The mining and resource sectors have given a huge amount to the Australian economy and way of life. Unfortunately, mining still has one of the highest rates of fatalities and serious injuries for its workers. Despite making significant improvements and changes to mining safety in Australia, the rates of fatalities and serious injury are still at unacceptable levels for our miners.

Stopping the fatalities

In 2017, the Queensland Government introduced new laws that meant negligent employers and senior executives could be charged with industrial manslaughter and face fines of up to $10 million for businesses and up to 20 years’ jail for individuals, but the mining sector was excluded.

The recent death in January 2020 of a 33-year-old man at a coal mine in central Queensland is the eighth fatality to occur in Queensland mines and quarries in 18 months.

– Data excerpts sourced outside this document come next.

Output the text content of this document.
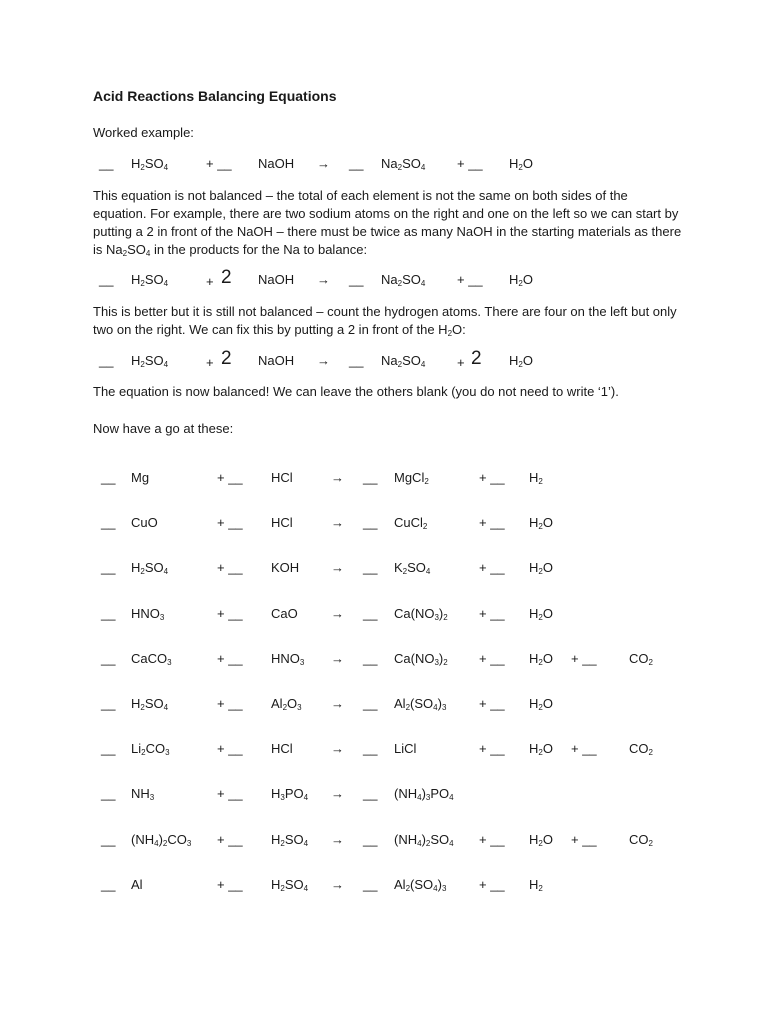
Acid Reactions Balancing Equations
Worked example:
__ $H_2SO_4$	+ __ NaOH → __ $Na_2SO_4$ + __ $H_2O$
This equation is not balanced – the total of each element is not the same on both sides of the equation. For example, there are two sodium atoms on the right and one on the left so we can start by putting a 2 in front of the NaOH – there must be twice as many NaOH in the starting materials as there is $Na_2SO_4$ in the products for the Na to balance:
__ $H_2SO_4$	+ 2 NaOH → __ $Na_2SO_4$ + __ $H_2O$
This is better but it is still not balanced – count the hydrogen atoms. There are four on the left but only two on the right. We can fix this by putting a 2 in front of the $H_2O$:
__ $H_2SO_4$	+ 2 NaOH → __ $Na_2SO_4 + 2$ $H_2O$
The equation is now balanced! We can leave the others blank (you do not need to write ‘1’).
Now have a go at these:
__ Mg	+ __ HCl	→ __ MgCl$_2$	+ __ $H_2$
__ CuO	+ __ HCl	→ __ CuCl$_2$	+ __ $H_2O$
__ $H_2SO_4$	+ __ KOH → __ $K_2SO_4$	+ __ $H_2O$
__ $HNO_3$	+ __ CaO	→ __ $Ca(NO_3)_2$ + __ $H_2O$
__ CaCO$_3$	+ __ $HNO_3$ → __ $Ca(NO_3)_2$ + __ $H_2O$ + __ $CO_2$
__ $H_2SO_4$	+ __ $Al_2O_3$ → __ $Al_2(SO_4)_3$	+ __ $H_2O$
__ $Li_2CO_3$	+ __ HCl	→ __ LiCl	+ __ $H_2O$ + __ $CO_2$
__ $NH_3$	+ __ $H_3PO_4$ → __ $(NH_4)_3PO_4$
__ $(NH_4)_2CO_3$ + __ $H_2SO_4$ → __ $(NH_4)_2SO_4$ + __ $H_2O$ + __ $CO_2$
__ Al	+ __ $H_2SO_4$ → __ $Al_2(SO_4)_3$	+ __ $H_2$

Along with renewed heartache, it shows why this industrial manslaughter legislation, along with an independent health and safety authority for the resources sector (previously announced by the Mines Minister following recent media attention), needs to happen urgently. While it will be too little, too late for those already affected, it can make a difference to the culture of these workplaces and those whose future careers remain in them.

Shine Lawyers’ Special Counsel Craig Oliver says: "I was saddened to hear of yet another mining death, this time of a worker at the Curragh coal mine in central Queensland. Mines and quarries are still among the most dangerous places to work in the Sunshine State and that's not good enough.

"It’s heartbreaking to see so many injured miners or relatives of deceased miners coming through my door to seek legal advice because safety is not coming before production and commercial interests on the list of priorities, which has to change.

"The state government can’t move quickly enough to fulfil its promise to extend industrial manslaughter laws to the resources industry, both to deter mining companies from adopting or permitting unsafe work practices and increase accountability."

Adding to the dangerous culture within the mining industry has been the casualisation of the workforce. As these casual workers can be dismissed at a moment’s notice, relying on them to be the ones to complain about safety is flawed and needs to be addressed.

More to protect our miners

Between 2013-14 and 2018-19, there were 475 serious accidents in Queensland mines, including 110 last financial year, which shows how important ongoing scrutiny of workplace health and safety is.

In 2019, a safety “reset” for all Queensland mines and quarries was undertaken that saw thousands of employees receive special mining safety training. An independent review into coal mining deaths was also widened to include other types of mines and quarries as part of the Queensland Government reaction in the wake of the eight fatalities, but the results are yet to be released.

What risks do miners face?

A national approach is needed to ensure mining safety Australia is the highest priority in this industry. The main inherent risks associated with working in the mining industry include:

  • body stressing, manual handling and musculoskeletal disorders
  • slips, trips and falls
  • being hit by moving objects or machinery

According to WorkCover Queensland, just 84% of miners who sustain a musculoskeletal injury return to work. This leaves a lot of miners facing an uncertain future if they lose their livelihood with 39% of all workers compensation claims due to muscular stress.

Continued improvements in procedures and checks are the only way forward to ensuring our miners stay safe on the job and can return to their families.